Legault recently extended her thank you message a little further than the hospital.
She also more recently used those painting talents to share some love on the front windows of The News.
Artists wants hospice residents and staff to know they’re not alone
Meanwhile, more than a hundred hearts of different shapes, sizes, and colours adorn the windows of the McKenney Creek hospice residence in Maple Ridge, after a local artist used her talents to spread a togetherness message.
April Lacheur spent the better part of a day painting hearts on all the windows around the exterior of the hospice care centre, which is located on the Ridge Meadows Hospital campus off Laity Street.
“I wanted to find a way to bring joy, using art, to people in our community during this difficult time with the COVID 19 pandemic,” said Lacheur, a former hospice nurse who reached out to the Maple Ridge Community Foundation and in turn was connected with Ridge Meadows Hospice Society.
“We are seeing many people in our community, and communities around the world, putting hearts and rainbows in the window as an act of solidarity, love, and hope. It brings the message that ‘we are in this together’,” Lacheur said.
“When I have been walking around my neighbourhood and seen hearts in the window, I am reminded I am not alone. They bring me joy and I wanted to carry on that message using my own art.”

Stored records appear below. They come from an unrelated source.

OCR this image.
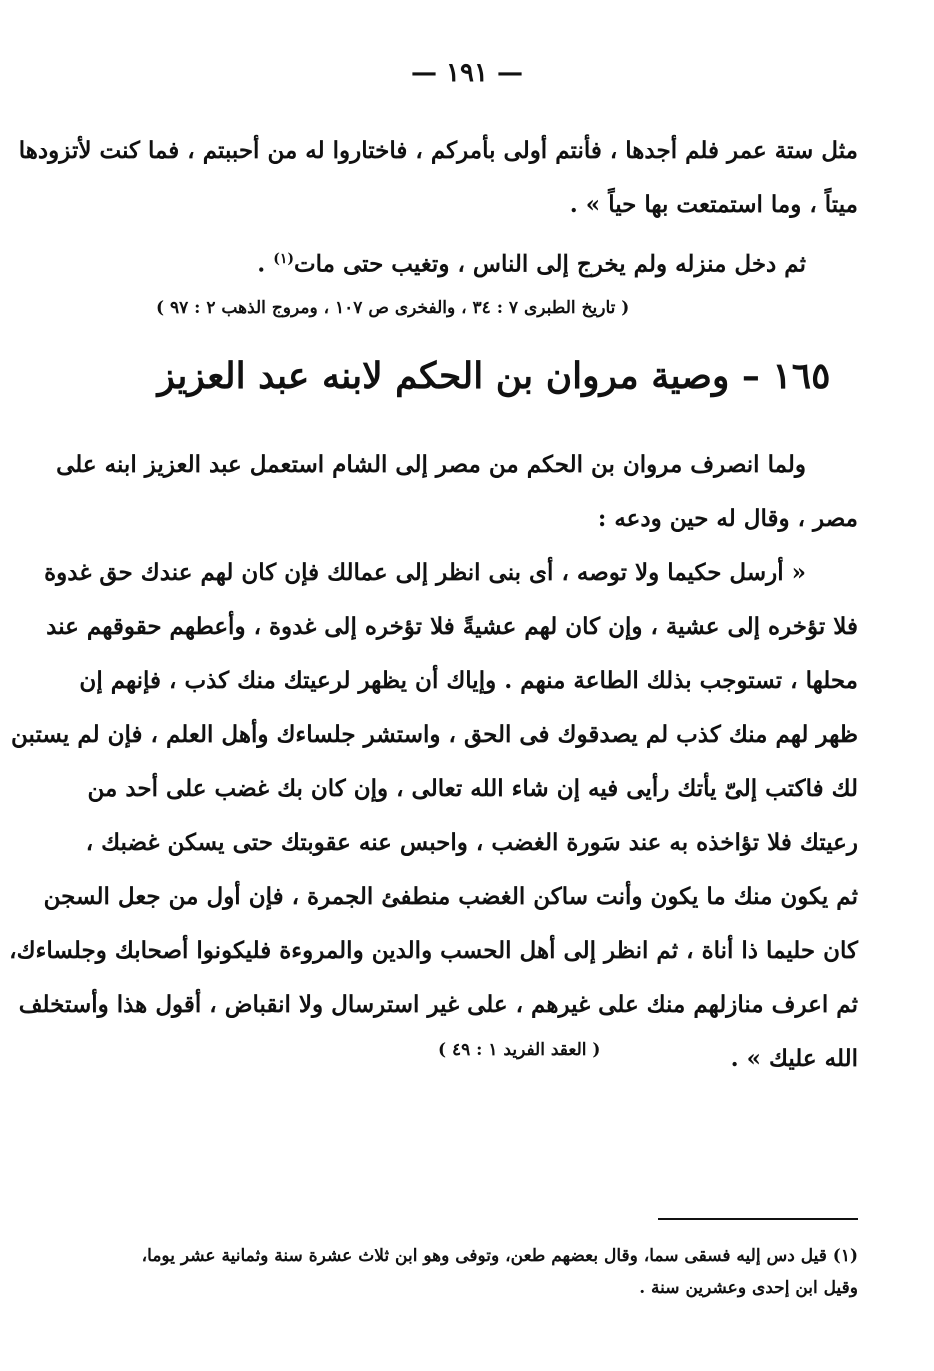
— ١٩١ —
مثل ستة عمر فلم أجدها ، فأنتم أولى بأمركم ، فاختاروا له من أحببتم ، فما كنت لأتزودها
ميتاً ، وما استمتعت بها حياً » .
ثم دخل منزله ولم يخرج إلى الناس ، وتغيب حتى مات$^{(١)}$ .
( تاريخ الطبرى ٧ : ٣٤ ، والفخرى ص ١٠٧ ، ومروج الذهب ٢ : ٩٧ )
١٦٥ – وصية مروان بن الحكم لابنه عبد العزيز
ولما انصرف مروان بن الحكم من مصر إلى الشام استعمل عبد العزيز ابنه على
مصر ، وقال له حين ودعه :
« أرسل حكيما ولا توصه ، أى بنى انظر إلى عمالك فإن كان لهم عندك حق غدوة
فلا تؤخره إلى عشية ، وإن كان لهم عشيةً فلا تؤخره إلى غدوة ، وأعطهم حقوقهم عند
محلها ، تستوجب بذلك الطاعة منهم . وإياك أن يظهر لرعيتك منك كذب ، فإنهم إن
ظهر لهم منك كذب لم يصدقوك فى الحق ، واستشر جلساءك وأهل العلم ، فإن لم يستبن
لك فاكتب إلىّ يأتك رأيى فيه إن شاء الله تعالى ، وإن كان بك غضب على أحد من
رعيتك فلا تؤاخذه به عند سَورة الغضب ، واحبس عنه عقوبتك حتى يسكن غضبك ،
ثم يكون منك ما يكون وأنت ساكن الغضب منطفئ الجمرة ، فإن أول من جعل السجن
كان حليما ذا أناة ، ثم انظر إلى أهل الحسب والدين والمروءة فليكونوا أصحابك وجلساءك،
ثم اعرف منازلهم منك على غيرهم ، على غير استرسال ولا انقباض ، أقول هذا وأستخلف
الله عليك » .
( العقد الفريد ١ : ٤٩ )
(١) قيل دس إليه فسقى سما، وقال بعضهم طعن، وتوفى وهو ابن ثلاث عشرة سنة وثمانية عشر يوما،
وقيل ابن إحدى وعشرين سنة .
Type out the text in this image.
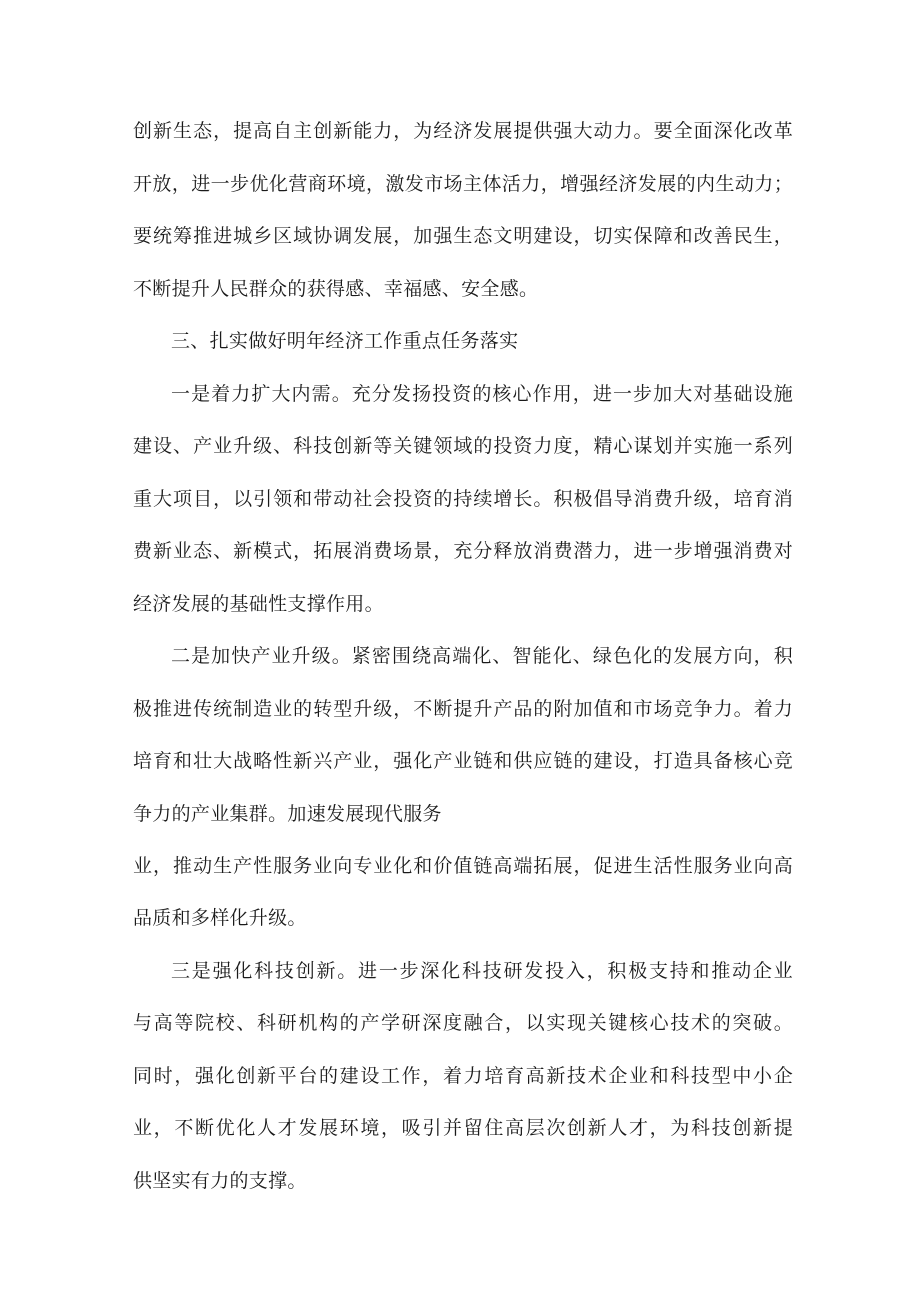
创新生态，提高自主创新能力，为经济发展提供强大动力。要全面深化改革
开放，进一步优化营商环境，激发市场主体活力，增强经济发展的内生动力；
要统筹推进城乡区域协调发展，加强生态文明建设，切实保障和改善民生，
不断提升人民群众的获得感、幸福感、安全感。
三、扎实做好明年经济工作重点任务落实
一是着力扩大内需。充分发扬投资的核心作用，进一步加大对基础设施
建设、产业升级、科技创新等关键领域的投资力度，精心谋划并实施一系列
重大项目，以引领和带动社会投资的持续增长。积极倡导消费升级，培育消
费新业态、新模式，拓展消费场景，充分释放消费潜力，进一步增强消费对
经济发展的基础性支撑作用。
二是加快产业升级。紧密围绕高端化、智能化、绿色化的发展方向，积
极推进传统制造业的转型升级，不断提升产品的附加值和市场竞争力。着力
培育和壮大战略性新兴产业，强化产业链和供应链的建设，打造具备核心竞
争力的产业集群。加速发展现代服务
业，推动生产性服务业向专业化和价值链高端拓展，促进生活性服务业向高
品质和多样化升级。
三是强化科技创新。进一步深化科技研发投入，积极支持和推动企业
与高等院校、科研机构的产学研深度融合，以实现关键核心技术的突破。
同时，强化创新平台的建设工作，着力培育高新技术企业和科技型中小企
业，不断优化人才发展环境，吸引并留住高层次创新人才，为科技创新提
供坚实有力的支撑。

It took her about six hours to paint between five and 10 rainbow hearts on each of the entrance doors and windows, as well as the windows into each of the 10 different patients’ rooms.
“I wanted the staff, family, and residents to know they are not forgotten in this crisis. I think we all think about the families and patients who are directly affected by having COVID-19, but there are patients and families who are accessing other parts of the healthcare system, who are also affected,” Lacheur said.
Hospice is facing a “really hard time” right now. Daily visitors are limited, communal areas in the hospice are closed, volunteers are not allowed to come in to offer support.
“This makes for very stressed families, patients and staff,” Lacheur explained.
“I used to work as an RN in hospice and I know the supportive and positive experience with end of life care they are usually able to provide, and that is really restricted right now. I hope that the painting I did can bring a smile and a reminder the community has not forgotten about them and we are sending them love during this extra difficult time.”
People have shared pictures of Lacheur’s artwork, as well as shared messages saying her hearts bring them joy, said hospice executive director Lindsey Willis.
“It is especially appreciated by the staff in the hospice, as it reminds them how grateful we all are for the work they do with such compassion and dedication,” she said. “I am extremely grateful to see how a community comes together, the connections we all have, and how people have an innate desire to help.”